We thank Professor Wensink for his letter to the editor regarding our article investigating the risk of stillbirth in patients with intrahepatic cholestasis of pregnancy (ICP). Based on our retrospective cohort study, we concluded that ICP was associated with an increased risk of stillbirth as compared to pregnancies without ICP. Furthermore, we found that delivery at 36 weeks’ gestation would minimize overall perinatal mortality. Professor Wensink’s main objections to our study were in regards to the validity of our composite mortality calculation, the fact that we claim that there is a lack of evidence regarding specific bile acid levels and correspondent fetal outcomes, and lastly, the turnaround time of bile acid results.
Our article focused on the clinical question of when to deliver patients with cholestasis, given that at each gestational week one could choose delivery or expectant management. To summarize, we used a well-established life-table analysis method to establish stillbirth risk. Infant death risk was calculated by dividing the number of infant deaths at a given week of gestation by the number of live births at the same week of gestation. These 2 prior calculations were combined to estimate the mortality risk of expectant management, which takes into account the risk of stillbirth during the week the patient remains pregnant, in addition to the risk of infant death if delivery occurs at the subsequent week of gestation.

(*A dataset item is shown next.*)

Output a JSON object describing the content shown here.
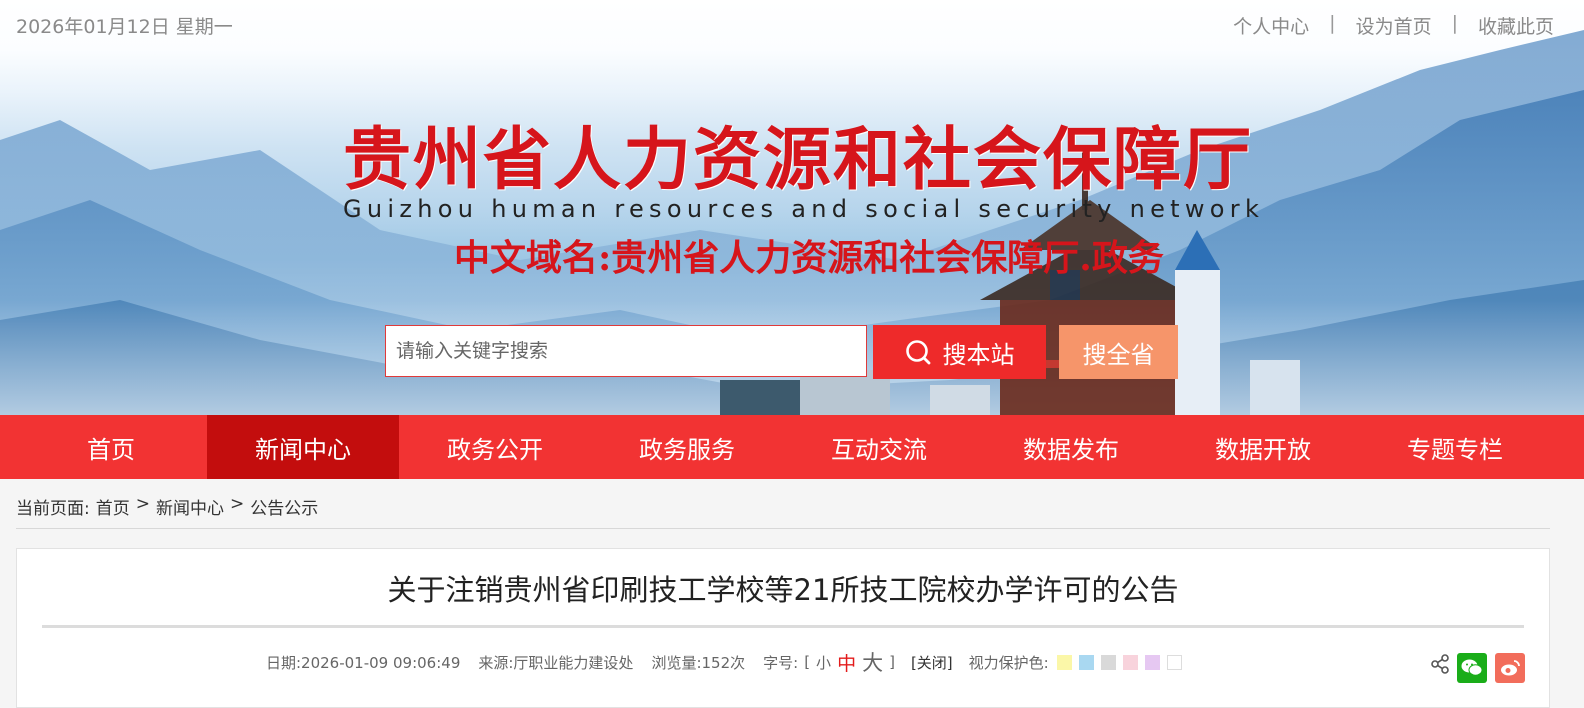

Our data remained statistically significant when we controlled for confounding variables including maternal age, race, comorbid conditions (diabetes, hypertension), nulliparous status, and limited prenatal care. Despite drawing our ICP data from a large cohort, the mortality outcomes were so rare that our study may be prone to the same instability faced by smaller studies.
There is no definitive evidence yet that stratifies specific bile acid levels to stillbirth risk. Furthermore, there is no definitive evidence that lower bile acid levels significantly reduce or eliminate stillbirth risk. We believe that larger studies are indeed needed to examine this relationship, as our data were unable to do this. Lastly, while the author has access to bile acid levels within the hour, the majority of hospitals and academic centers in the United States do not have this capability. Rural or resource-poor clinical settings have even more difficulty with this, which may lead to delayed diagnoses.
Ultimately, a large, multicenter, prospective cohort study examining the relationship between bile acids and perinatal mortality with the goal of confirming optimal delivery timing is needed. However, it is unlikely that an adequately powered study as described is forthcoming given that ICP is a rare diagnosis and its mortality outcomes are even rarer. This is why our data, despite their limitations, can be used to help clinicians counsel patients with ICP.